Treating multiple sclerosis early pays off in higher patient incomes.

Without treatment, the course of relapsing-remitting multiple sclerosis (RRMS) is generally downward, as RRMS converts to more serious forms of the disease.

A study of MS patients in Sweden found that the deterioration steadily takes patients’ income levels down with it.

Writing in PLOS One, Andrius Kavaliunas and colleagues said they looked at patients in the nationwide Swedish Multiple Sclerosis Register to get information about people diagnosed with MS, their age at on set, and the clinical course of their illness.

They cross-referenced this information with data on socio-demographic variables, and income.

In Sweden all residents have a unique personal identification number, so it was possible to link the data.

They found that the more serious their form of MS, the lower patients’ incomes were.

Of the 6,890 patients in their study, 5,018 (72.8%) had RRMS, 1,410 (20.5%) had secondary progressive MS (SPMS), and 462 (6.7%) had primary progressive MS (PPMS).

There were relatively few younger patients with PPMS or SPMS, so to see if there was a difference in outcomes based on income the team looked only at a cohort of older patients (40 to 60 years old).

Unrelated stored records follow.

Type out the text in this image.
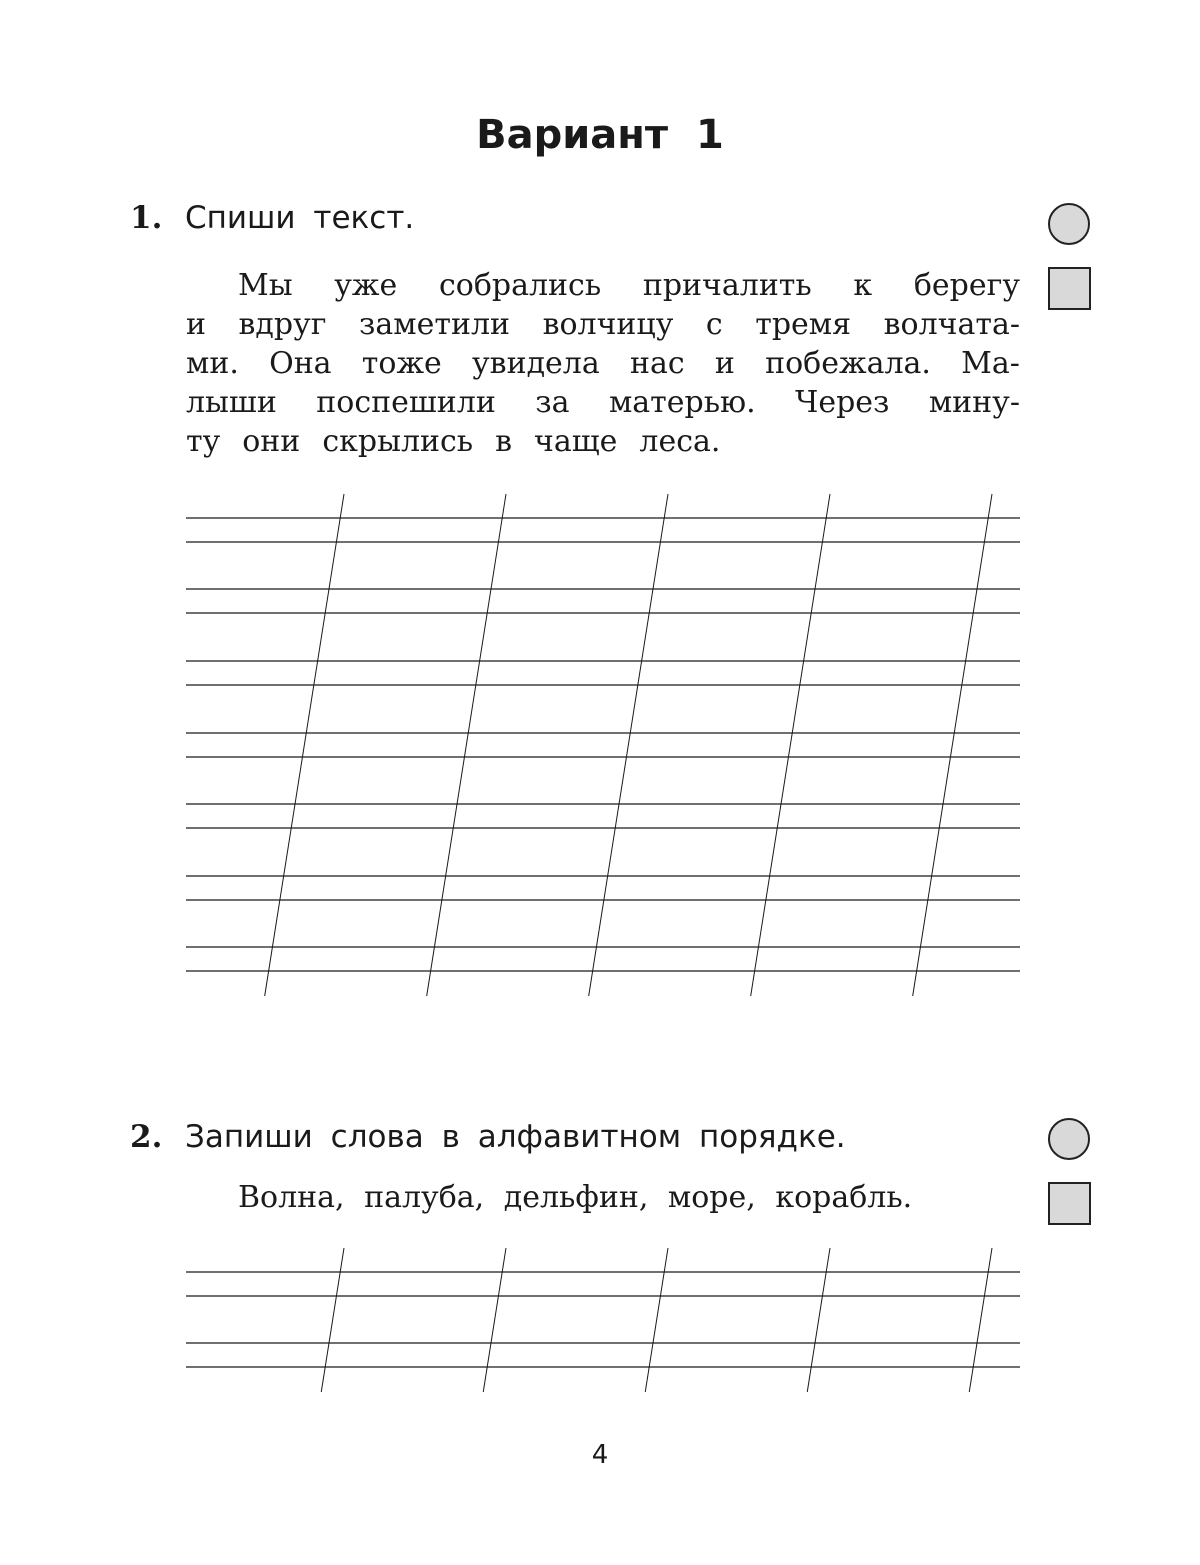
Вариант 1

1. Спиши текст.

Мы уже собрались причалить к берегу
и вдруг заметили волчицу с тремя волчата-
ми. Она тоже увидела нас и побежала. Ма-
лыши поспешили за матерью. Через мину-
ту они скрылись в чаще леса.

2. Запиши слова в алфавитном порядке.

Волна, палуба, дельфин, море, корабль.

4
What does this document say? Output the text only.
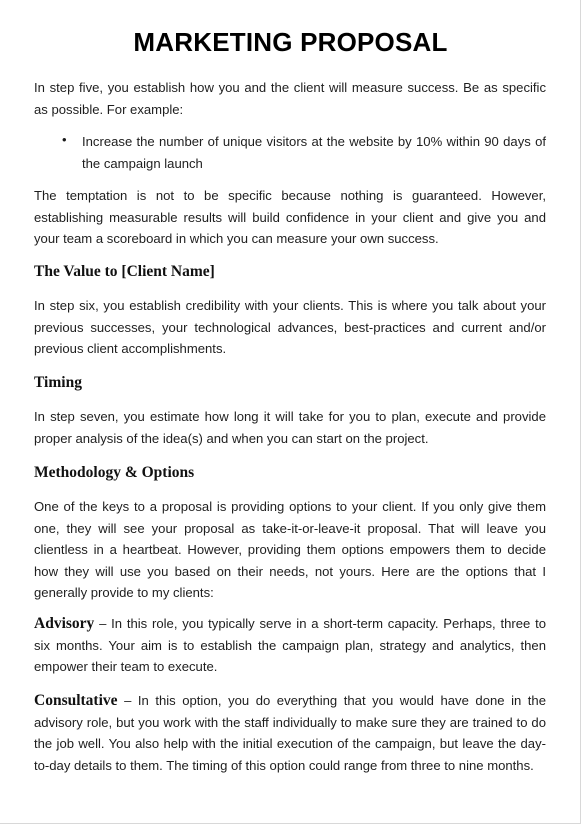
MARKETING PROPOSAL

In step five, you establish how you and the client will measure success. Be as specific as possible. For example:

• Increase the number of unique visitors at the website by 10% within 90 days of the campaign launch

The temptation is not to be specific because nothing is guaranteed. However, establishing measurable results will build confidence in your client and give you and your team a scoreboard in which you can measure your own success.

The Value to [Client Name]

In step six, you establish credibility with your clients. This is where you talk about your previous successes, your technological advances, best-practices and current and/or previous client accomplishments.

Timing

In step seven, you estimate how long it will take for you to plan, execute and provide proper analysis of the idea(s) and when you can start on the project.

Methodology & Options

One of the keys to a proposal is providing options to your client. If you only give them one, they will see your proposal as take-it-or-leave-it proposal. That will leave you clientless in a heartbeat. However, providing them options empowers them to decide how they will use you based on their needs, not yours. Here are the options that I generally provide to my clients:

Advisory – In this role, you typically serve in a short-term capacity. Perhaps, three to six months. Your aim is to establish the campaign plan, strategy and analytics, then empower their team to execute.

Consultative – In this option, you do everything that you would have done in the advisory role, but you work with the staff individually to make sure they are trained to do the job well. You also help with the initial execution of the campaign, but leave the day-to-day details to them. The timing of this option could range from three to nine months.
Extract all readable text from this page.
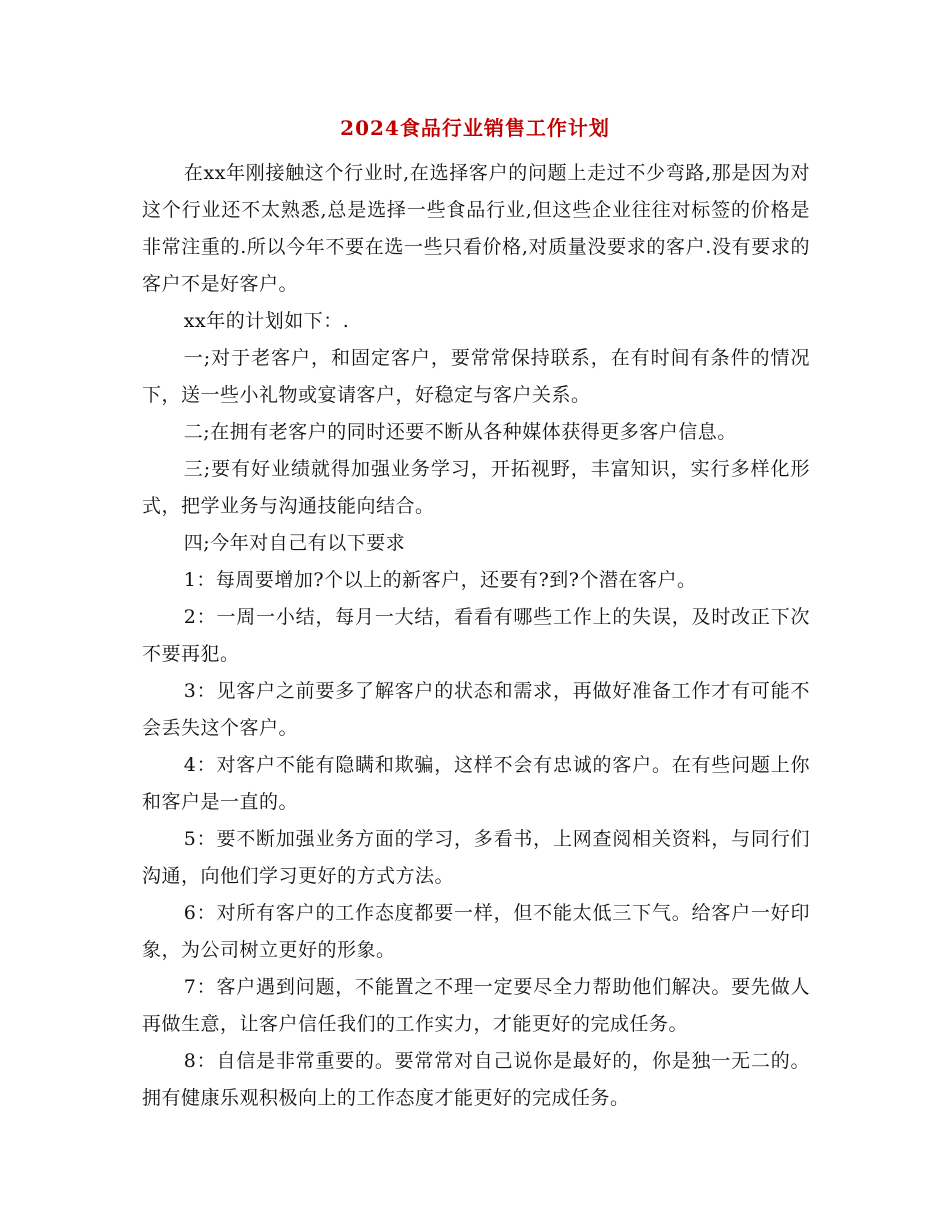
2024食品行业销售工作计划

在xx年刚接触这个行业时,在选择客户的问题上走过不少弯路,那是因为对这个行业还不太熟悉,总是选择一些食品行业,但这些企业往往对标签的价格是非常注重的.所以今年不要在选一些只看价格,对质量没要求的客户.没有要求的客户不是好客户。

xx年的计划如下：.

一;对于老客户，和固定客户，要常常保持联系，在有时间有条件的情况下，送一些小礼物或宴请客户，好稳定与客户关系。

二;在拥有老客户的同时还要不断从各种媒体获得更多客户信息。

三;要有好业绩就得加强业务学习，开拓视野，丰富知识，实行多样化形式，把学业务与沟通技能向结合。

四;今年对自己有以下要求

1：每周要增加?个以上的新客户，还要有?到?个潜在客户。

2：一周一小结，每月一大结，看看有哪些工作上的失误，及时改正下次不要再犯。

3：见客户之前要多了解客户的状态和需求，再做好准备工作才有可能不会丢失这个客户。

4：对客户不能有隐瞒和欺骗，这样不会有忠诚的客户。在有些问题上你和客户是一直的。

5：要不断加强业务方面的学习，多看书，上网查阅相关资料，与同行们沟通，向他们学习更好的方式方法。

6：对所有客户的工作态度都要一样，但不能太低三下气。给客户一好印象，为公司树立更好的形象。

7：客户遇到问题，不能置之不理一定要尽全力帮助他们解决。要先做人再做生意，让客户信任我们的工作实力，才能更好的完成任务。

8：自信是非常重要的。要常常对自己说你是最好的，你是独一无二的。拥有健康乐观积极向上的工作态度才能更好的完成任务。
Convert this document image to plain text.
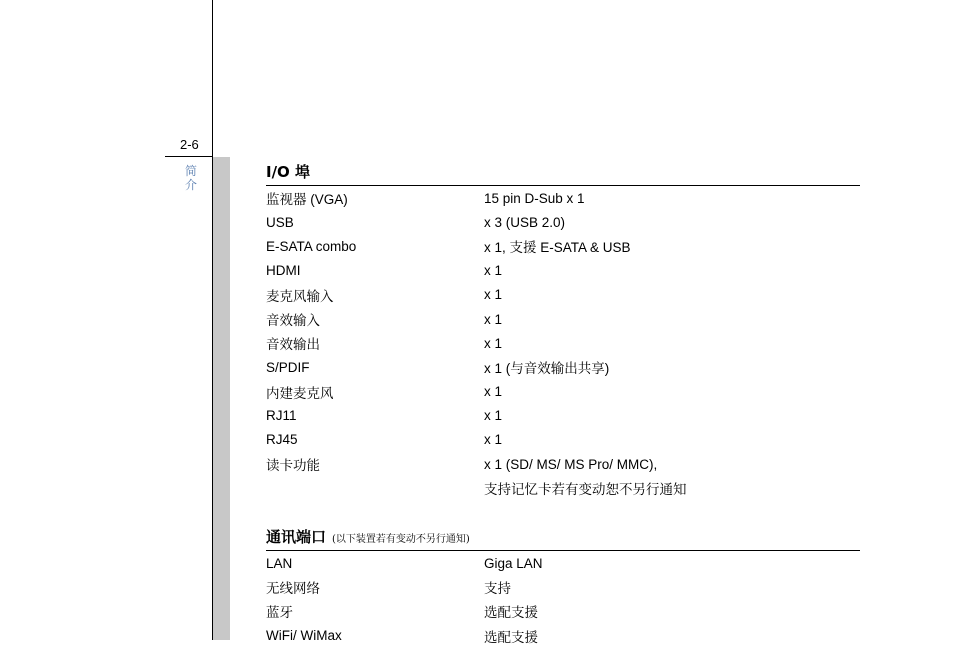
2-6
简介
I/O 埠
监视器 (VGA)	15 pin D-Sub x 1
USB	x 3 (USB 2.0)
E-SATA combo	x 1, 支援 E-SATA & USB
HDMI	x 1
麦克风输入	x 1
音效输入	x 1
音效输出	x 1
S/PDIF	x 1 (与音效输出共享)
内建麦克风	x 1
RJ11	x 1
RJ45	x 1
读卡功能	x 1 (SD/ MS/ MS Pro/ MMC),
支持记忆卡若有变动恕不另行通知
通讯端口 (以下装置若有变动不另行通知)
LAN	Giga LAN
无线网络	支持
蓝牙	选配支援
WiFi/ WiMax	选配支援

“It is clearly seen, that in this age interval RRMS and SPMS patients’ earnings were very different,” the researchers said.

The overall mean among MS patients of 40—60 years was SEK (Swedish Krona) 221,857 and SEK 88,782 for RRMS and SPMS patients, respectively), while PPMS patients´ earnings with age became more similar to those of SPMS patients (the mean among MS patients of 40–60 years was SEK 130,831). Using the exchange rate at the time of the study, one US dollar equaled 7.2 SEK.

The study also showed that as the MS progressed, patients’ incomes were not only lower but a greater portion of them came from government benefits as opposed to earnings.

Patients with SPMS, the most serious form of the disease, had the lowest proportion of income from earnings (41.9% or a median SEK 79,800) and that patients with RRMS, the least serious form, earned almost twice as much as PPMS and SPMS patients.

The numbers were adjusted for age, gender, education and other covariates.

“Altogether this study contributes with the insight on MS patients’ financial situation and to our knowledge, this is the first study to examine how MS patients’ income is associate with different disease phenotypes,” the team concluded.

The findings “highlight the socioeconomic importance of preventing RRMS patients [converting] to SPMS.

The PLOS study is called Income in Multiple Sclerosis Patients with Different Disease Phenotypes.”